For our Red Run, I nominate the Caucasus, particularly if you go seeking kidnappers on its southern flank (Georgia, Azerbaijan). The northern flank of this awesome mountain range (from Chechnya, North Ossetia and Kabardino to Balkaria and Dagestan) has a more daunting reputation. Take the Pankisi Valley, north of Tblisi, which is renamed “the Pankisi Gorge” by the international media every time someone is kidnapped there. Arjan Erkel was freed in April of 2004 after 607 days of captivity during which he lost eighteen kilos, and cost the Dutch government 1 million dollars. The Netherlands are now seeking reimbursement from his employer, Médecins Sans Frontières. At the time of writing, the case is before a Geneva tribunal. Here, as in the rest of the region, kidnapping is an ancient industry, well documented by the Russian romantics of the pre-revolutionary era.
It was here, in the south of the Caucasus that my wife was kidnapped a few years ago. Luckily, she was working for a humanitarian organization whose aid programs had guaranteed it a good reputation in the region, helping to bring about her release after two weeks, as did her employer’s skills in negotiating with her abductors and in mobilizing the south Caucasus government in question. In the meantime, however, she was sold from group to group. Her captors became less and less gentlemanly and, as it were, more and more Chechen. My wife, who is short sighted, is the source of the aforementioned contact lens tip.
The black run is, of course, Iraq. Iraq is in its own special league. Approximately one in two hostages are executed here, and it is appropriately a destination that I recommend to no one.

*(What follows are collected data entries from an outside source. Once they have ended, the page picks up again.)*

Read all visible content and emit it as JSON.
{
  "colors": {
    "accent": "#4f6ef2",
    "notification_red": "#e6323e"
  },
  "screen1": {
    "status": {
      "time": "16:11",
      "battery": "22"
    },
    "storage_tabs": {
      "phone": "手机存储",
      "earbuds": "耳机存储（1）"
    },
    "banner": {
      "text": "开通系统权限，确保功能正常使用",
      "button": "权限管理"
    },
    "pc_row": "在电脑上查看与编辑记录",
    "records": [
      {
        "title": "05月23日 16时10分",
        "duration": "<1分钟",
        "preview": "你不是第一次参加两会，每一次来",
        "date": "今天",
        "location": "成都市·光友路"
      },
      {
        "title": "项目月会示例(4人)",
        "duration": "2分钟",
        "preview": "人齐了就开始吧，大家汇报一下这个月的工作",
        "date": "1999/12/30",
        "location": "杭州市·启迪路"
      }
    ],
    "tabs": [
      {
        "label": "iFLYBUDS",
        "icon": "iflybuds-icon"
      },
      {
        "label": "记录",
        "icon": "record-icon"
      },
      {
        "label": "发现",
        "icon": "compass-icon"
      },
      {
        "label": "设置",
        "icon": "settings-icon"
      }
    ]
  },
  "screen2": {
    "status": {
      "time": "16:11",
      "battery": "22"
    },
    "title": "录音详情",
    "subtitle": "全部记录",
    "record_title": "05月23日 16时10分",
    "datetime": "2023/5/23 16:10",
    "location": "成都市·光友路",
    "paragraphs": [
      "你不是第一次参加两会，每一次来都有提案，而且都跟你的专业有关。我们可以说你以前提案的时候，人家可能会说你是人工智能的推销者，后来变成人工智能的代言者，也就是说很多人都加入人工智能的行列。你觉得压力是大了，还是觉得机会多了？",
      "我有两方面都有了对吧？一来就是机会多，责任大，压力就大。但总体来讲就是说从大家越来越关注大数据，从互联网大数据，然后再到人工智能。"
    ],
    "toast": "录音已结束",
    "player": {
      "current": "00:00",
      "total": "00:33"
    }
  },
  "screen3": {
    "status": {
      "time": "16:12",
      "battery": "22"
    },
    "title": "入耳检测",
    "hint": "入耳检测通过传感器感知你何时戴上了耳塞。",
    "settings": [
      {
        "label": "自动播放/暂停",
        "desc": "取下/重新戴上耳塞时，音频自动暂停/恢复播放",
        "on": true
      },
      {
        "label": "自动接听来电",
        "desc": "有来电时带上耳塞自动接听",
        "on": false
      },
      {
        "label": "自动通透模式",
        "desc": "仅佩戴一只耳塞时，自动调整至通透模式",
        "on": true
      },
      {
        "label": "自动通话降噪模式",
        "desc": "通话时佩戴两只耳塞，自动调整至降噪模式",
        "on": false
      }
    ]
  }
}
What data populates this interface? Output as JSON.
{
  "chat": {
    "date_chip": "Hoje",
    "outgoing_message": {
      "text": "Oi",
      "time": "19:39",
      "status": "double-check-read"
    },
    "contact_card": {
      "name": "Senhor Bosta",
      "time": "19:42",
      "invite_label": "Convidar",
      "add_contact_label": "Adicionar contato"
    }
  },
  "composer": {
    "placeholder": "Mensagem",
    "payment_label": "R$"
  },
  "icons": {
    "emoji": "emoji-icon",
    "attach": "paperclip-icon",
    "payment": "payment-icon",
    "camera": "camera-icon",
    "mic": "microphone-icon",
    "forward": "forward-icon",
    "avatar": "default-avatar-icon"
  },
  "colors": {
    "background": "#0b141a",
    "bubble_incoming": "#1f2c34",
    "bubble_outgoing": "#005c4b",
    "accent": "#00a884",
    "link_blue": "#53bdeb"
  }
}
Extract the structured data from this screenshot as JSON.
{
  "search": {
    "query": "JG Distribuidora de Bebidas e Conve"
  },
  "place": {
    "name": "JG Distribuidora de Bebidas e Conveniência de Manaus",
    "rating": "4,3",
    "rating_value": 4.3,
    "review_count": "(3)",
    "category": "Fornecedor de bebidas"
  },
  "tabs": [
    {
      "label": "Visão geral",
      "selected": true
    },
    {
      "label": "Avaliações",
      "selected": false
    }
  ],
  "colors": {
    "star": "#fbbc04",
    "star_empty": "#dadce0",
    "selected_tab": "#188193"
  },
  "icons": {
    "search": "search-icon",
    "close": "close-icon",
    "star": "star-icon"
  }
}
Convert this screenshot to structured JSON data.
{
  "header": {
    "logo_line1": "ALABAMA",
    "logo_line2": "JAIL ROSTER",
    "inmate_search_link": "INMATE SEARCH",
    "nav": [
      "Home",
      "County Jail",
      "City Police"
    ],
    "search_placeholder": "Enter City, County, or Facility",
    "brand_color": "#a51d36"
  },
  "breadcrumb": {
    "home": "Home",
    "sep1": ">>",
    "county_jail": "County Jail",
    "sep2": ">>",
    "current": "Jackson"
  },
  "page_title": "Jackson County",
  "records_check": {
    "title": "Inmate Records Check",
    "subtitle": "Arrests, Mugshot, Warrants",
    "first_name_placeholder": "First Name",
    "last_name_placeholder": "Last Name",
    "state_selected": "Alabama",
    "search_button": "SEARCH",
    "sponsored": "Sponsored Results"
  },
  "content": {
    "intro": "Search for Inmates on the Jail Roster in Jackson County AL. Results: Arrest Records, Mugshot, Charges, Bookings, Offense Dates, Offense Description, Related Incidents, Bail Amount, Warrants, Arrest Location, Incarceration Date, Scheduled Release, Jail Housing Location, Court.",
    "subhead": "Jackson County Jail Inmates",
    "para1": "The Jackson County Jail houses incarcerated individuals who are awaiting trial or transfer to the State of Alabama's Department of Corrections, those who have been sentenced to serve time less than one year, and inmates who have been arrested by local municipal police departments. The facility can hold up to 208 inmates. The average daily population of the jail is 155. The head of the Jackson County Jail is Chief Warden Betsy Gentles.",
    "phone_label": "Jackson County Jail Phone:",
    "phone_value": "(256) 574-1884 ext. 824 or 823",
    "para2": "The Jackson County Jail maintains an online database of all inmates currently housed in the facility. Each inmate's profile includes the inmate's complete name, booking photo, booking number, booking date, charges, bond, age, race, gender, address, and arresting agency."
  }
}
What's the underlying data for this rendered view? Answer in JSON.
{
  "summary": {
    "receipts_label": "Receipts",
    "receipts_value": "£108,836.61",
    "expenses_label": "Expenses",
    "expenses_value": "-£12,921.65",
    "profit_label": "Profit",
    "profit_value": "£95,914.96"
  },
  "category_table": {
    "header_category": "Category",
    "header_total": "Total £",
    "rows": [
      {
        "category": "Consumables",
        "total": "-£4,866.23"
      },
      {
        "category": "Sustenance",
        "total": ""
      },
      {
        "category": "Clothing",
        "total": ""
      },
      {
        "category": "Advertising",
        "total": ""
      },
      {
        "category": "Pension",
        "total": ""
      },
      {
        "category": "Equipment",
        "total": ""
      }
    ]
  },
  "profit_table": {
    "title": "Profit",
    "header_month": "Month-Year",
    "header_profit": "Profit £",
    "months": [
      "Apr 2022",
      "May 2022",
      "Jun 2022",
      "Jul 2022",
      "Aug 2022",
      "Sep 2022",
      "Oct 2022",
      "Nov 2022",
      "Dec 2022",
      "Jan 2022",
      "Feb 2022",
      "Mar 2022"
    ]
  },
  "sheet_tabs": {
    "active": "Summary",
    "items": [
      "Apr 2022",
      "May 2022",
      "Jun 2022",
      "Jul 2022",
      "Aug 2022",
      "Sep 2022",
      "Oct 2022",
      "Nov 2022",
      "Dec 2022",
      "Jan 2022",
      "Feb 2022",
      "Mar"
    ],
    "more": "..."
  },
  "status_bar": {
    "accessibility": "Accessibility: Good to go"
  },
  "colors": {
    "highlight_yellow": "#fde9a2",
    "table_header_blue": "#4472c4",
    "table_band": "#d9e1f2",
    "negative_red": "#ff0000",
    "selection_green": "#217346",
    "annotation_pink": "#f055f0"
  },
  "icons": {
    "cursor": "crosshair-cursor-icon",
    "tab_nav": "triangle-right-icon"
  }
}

An armed escort from the airport to the center of Baghdad now costs $5000, though you are quite likely to die before you are kidnapped. Moreover, the Iraqi route makes for bad writing. Testimonials from hostages are either comedies à la Florence Aubenas, Cowboy and Indian stories like those by Aubenas’s predecessors Georges Malbrunnot and Christian Chesnot, or conspiracy theories such as Juliana Sgrena’s, the communist Italian journalist convinced that President Bush gave the order to kill her on the day she was freed.
Before I conclude, a few words on homecoming. During the Cold War, the major risk faced by returnees was diarrhea. This risk lives on, but has been compounded by another: Stockholm syndrome. Symptoms include a deep attachment and nostalgia felt for one’s erstwhile abductors. Only recently, German ex-hostage Susanne Osthoff declared her love for her Iraqi captors on Al Jazeera. Her chosen attire, a suicide bomber costume, failed to win the hearts of her German compatriots. A quite different example of attachment is that of Yvonne Ridley, a former Sunday Express reporter kidnapped by the Taliban. She became a devout Muslim upon her release.
It is of course in Yemen, where kidnappers display such excellent manners, that Stockholm syndrome is most common. But I have a word of advice for the lonely ex-hostages among you. Remember that if your feelings for your captors were mutual, they would never have let you go.